Believing in Hope:
As the tumor grows, symptoms of pain and jaundice become severe enough to send someone to the doctor. But by then, the tumor is often too
advanced to be removed with surgery, because it may have grown into or around major arteries and veins or has already spread to the liver,
intestines and other organs. Intense chemotherapy combined with radiation can shrink the tumor, but it often grows back.
U-M researchers work to shed light on the grim world of pancreatic cancer, con't.
Many types of cancer develop resistance to chemotherapeutic drugs over time, but pancreatic cancer seems to be inherently resistant and emerges unscathed from chemotherapy and radiation that can eradicate other solid tumors.
"If you look at pancreatic cancer under a microscope, it's a sea of scar tissue with nests of cancer cells," says Simeone. The dense fibrotic tissue surrounding the tumor makes it harder for drugs and radiation to reach and treat the cancer cells and explains some of pancreatic cancer's resistance to treatment.
But there's something else about pancreatic cancer that makes it so deadly an innate aggressiveness that comes from the genetic mutations that drive its development and growth.
"I look at the tumor as a miniature natural selection process," explains Pasca di Magliano. "It accumulates mutations randomly, but if one clone of tumor can grow faster, it will take over. The tumor selects for the meanest cells the ones that ignore all the signals saying you really shouldnt divide anymore."
Scientists like Pasca di Magliano who study the genetics of pancreatic cancer focus on KRAS, because a mutant form of this gene is present in 90 to 95% of all human pancreatic tumors. The cancer-causing KRAS mutant triggers chronic inflammation in the pancreas, according to Pasca di Magliano's newest research. Instead of recruiting immune cells that promote healing, the gene recruits immune cells that inflame surrounding tissue and help the tumor to grow.
Although the KRAS mutation is extremely important, Pasca di Magliano points out that many people acquire this mutation as they age, but never develop pancreatic cancer."You need to have the KRAS mutant and then something else has to happen," she says. The "something else" could be a mutation in a major tumor suppressor gene called p53; abnormal expression of a gene called ATDC, an oncogene discovered in Simeone's lab that is a critical trigger to promote invasiveness; or defects in a signaling pathway called Hedgehog. All of these genetic abnormalities are common in pancreatic cancer.

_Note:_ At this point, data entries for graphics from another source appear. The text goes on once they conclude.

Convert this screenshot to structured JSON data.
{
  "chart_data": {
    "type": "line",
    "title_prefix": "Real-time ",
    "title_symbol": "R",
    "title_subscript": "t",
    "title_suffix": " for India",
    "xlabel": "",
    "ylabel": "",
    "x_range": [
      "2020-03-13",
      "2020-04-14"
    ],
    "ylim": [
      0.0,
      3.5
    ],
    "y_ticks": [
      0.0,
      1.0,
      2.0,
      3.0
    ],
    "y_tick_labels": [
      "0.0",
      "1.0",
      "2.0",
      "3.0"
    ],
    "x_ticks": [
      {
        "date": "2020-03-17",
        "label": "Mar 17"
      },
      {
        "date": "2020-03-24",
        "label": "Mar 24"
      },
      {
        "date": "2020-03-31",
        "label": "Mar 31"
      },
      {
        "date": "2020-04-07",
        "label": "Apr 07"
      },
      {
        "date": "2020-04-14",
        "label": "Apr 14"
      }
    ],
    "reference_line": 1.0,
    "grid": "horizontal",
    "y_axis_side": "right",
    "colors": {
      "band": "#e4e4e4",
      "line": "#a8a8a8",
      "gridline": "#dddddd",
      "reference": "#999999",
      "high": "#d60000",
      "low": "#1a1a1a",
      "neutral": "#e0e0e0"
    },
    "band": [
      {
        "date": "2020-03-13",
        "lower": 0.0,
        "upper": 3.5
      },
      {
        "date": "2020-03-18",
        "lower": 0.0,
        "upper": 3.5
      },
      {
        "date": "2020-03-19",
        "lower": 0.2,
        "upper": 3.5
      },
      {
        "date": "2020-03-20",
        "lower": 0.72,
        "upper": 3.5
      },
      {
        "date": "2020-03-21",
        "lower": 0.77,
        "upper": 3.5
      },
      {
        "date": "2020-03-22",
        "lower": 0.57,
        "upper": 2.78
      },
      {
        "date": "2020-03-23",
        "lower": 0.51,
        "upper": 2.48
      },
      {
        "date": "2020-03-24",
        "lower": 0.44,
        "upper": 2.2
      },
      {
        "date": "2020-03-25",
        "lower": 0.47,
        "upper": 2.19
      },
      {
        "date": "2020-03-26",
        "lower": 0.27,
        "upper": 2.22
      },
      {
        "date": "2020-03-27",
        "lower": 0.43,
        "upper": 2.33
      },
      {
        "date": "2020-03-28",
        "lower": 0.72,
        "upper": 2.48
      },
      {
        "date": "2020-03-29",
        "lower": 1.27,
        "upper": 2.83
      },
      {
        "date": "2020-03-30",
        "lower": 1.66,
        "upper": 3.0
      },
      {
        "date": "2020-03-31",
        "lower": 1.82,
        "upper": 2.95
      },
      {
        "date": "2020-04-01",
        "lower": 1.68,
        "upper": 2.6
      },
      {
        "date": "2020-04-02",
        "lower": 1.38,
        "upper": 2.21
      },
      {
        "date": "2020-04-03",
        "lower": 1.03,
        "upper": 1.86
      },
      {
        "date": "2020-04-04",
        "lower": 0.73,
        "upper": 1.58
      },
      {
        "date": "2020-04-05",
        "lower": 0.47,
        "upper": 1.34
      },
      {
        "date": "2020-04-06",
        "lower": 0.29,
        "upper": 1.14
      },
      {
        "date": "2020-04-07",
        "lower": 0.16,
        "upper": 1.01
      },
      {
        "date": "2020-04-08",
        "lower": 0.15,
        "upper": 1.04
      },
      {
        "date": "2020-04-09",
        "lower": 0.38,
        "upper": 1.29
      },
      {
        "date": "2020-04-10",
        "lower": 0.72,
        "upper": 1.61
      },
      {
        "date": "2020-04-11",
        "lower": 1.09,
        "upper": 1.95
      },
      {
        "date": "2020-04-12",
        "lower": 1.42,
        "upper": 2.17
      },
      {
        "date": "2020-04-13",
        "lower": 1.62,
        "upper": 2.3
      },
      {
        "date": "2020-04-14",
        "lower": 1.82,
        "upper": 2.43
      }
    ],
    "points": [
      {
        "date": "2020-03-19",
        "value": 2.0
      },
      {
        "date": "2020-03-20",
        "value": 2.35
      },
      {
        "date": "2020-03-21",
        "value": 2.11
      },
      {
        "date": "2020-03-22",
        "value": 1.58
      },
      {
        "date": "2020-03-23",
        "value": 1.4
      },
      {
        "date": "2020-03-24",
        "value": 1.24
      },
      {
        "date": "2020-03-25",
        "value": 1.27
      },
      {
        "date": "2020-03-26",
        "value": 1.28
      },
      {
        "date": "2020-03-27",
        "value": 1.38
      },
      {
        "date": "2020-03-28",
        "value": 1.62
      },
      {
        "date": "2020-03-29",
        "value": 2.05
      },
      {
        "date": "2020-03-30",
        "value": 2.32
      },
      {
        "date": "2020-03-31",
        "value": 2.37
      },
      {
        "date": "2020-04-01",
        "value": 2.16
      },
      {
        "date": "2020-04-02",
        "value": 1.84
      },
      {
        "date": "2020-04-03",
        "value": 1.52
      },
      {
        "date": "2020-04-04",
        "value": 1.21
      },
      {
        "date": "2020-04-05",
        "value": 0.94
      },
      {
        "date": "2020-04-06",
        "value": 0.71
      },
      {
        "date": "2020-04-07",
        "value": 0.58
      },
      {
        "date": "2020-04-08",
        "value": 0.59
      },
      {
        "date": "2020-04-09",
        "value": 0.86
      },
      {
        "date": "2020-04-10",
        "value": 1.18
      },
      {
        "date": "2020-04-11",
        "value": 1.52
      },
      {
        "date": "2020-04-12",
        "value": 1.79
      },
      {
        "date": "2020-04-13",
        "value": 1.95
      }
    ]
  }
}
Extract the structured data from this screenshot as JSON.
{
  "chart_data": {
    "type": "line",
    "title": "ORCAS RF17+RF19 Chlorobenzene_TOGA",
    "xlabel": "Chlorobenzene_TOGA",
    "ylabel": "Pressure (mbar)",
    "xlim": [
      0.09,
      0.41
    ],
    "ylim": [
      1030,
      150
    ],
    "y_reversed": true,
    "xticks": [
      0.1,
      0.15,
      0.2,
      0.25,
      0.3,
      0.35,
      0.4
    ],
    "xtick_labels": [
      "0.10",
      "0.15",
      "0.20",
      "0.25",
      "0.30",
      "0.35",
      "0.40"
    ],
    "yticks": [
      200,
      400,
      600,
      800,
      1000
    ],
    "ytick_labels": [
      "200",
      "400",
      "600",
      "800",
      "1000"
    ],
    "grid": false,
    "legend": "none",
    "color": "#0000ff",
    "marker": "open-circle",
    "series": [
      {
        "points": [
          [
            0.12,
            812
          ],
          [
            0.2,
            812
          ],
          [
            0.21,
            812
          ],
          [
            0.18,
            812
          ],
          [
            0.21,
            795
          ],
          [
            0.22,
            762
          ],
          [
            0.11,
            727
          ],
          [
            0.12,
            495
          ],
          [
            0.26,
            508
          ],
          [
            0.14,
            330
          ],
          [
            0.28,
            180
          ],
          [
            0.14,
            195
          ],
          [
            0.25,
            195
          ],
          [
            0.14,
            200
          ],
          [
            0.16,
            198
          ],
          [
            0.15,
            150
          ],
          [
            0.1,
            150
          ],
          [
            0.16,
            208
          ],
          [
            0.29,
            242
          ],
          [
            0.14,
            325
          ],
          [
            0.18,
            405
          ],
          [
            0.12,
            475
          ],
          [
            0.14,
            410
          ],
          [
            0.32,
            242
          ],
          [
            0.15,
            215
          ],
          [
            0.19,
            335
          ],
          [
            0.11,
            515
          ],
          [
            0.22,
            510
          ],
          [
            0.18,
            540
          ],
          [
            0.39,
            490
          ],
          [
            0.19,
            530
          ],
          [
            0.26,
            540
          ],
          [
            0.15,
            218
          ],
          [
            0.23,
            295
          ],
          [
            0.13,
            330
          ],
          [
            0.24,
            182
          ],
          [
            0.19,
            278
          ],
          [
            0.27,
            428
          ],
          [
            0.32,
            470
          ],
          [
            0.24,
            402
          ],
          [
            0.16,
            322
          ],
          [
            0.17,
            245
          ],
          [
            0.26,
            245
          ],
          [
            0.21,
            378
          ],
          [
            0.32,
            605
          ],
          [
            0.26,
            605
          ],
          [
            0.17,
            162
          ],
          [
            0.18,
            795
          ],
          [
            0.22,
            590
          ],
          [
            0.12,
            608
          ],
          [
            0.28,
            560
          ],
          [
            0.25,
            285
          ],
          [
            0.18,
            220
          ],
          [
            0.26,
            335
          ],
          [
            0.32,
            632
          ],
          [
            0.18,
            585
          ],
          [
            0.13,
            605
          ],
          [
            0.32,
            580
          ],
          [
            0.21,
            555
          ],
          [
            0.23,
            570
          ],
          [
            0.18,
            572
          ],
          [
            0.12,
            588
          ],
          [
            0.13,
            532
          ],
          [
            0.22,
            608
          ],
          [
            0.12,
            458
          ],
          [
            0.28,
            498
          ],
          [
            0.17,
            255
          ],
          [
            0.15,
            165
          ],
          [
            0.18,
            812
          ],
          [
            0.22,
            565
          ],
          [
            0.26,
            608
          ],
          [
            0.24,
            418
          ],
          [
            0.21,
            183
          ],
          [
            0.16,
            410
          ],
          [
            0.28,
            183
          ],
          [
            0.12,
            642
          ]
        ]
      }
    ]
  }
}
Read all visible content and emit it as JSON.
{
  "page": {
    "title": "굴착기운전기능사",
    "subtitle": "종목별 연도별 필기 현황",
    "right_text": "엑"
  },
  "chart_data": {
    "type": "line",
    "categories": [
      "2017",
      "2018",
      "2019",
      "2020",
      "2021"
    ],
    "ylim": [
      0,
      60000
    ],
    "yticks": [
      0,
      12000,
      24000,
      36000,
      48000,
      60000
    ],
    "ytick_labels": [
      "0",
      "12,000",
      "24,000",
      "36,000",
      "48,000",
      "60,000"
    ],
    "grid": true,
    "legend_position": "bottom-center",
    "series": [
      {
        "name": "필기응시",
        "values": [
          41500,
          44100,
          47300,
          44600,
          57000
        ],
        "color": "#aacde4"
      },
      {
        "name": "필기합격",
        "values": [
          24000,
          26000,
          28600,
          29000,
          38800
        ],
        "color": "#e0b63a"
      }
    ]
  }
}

In fact, researchers have found that malignant pancreatic tumors have an average of 63 mutations, and the specific combination of mutations varies widely from patient to patient. So drugs that target just one mutation may not be the answer.
Simeone believes an important clue to eradicating pancreatic cancer could involve targeting a subset of cells called cancer stem cells, which recently have been found to be present in several types of cancer. In 2007, Simeone and other U-M researchers discovered pancreatic cancer stem cells in human tumors by looking for three specific proteins on the cell's surface. She found that it took just 100 of these stem cells to trigger cancer in research mice, as opposed to thousands of regular tumor cells.
"All our data supports the concept that this cell population is a driver of pancreatic cancer and is particularly resistant to standard therapies," Simeone says. "If we want to cure pancreatic cancer, this cell population needs to be accounted for."
In recent research, Simeone discovered that all pancreatic cancer stem cells are not created equal. She found that cancer stem cells in some human tumors have a different surface protein called c-Met. In combination with another cancer stem cell marker called CD44, c-Met triggers a super-aggressive form of pancreatic cancer that grows and metastasizes rapidly.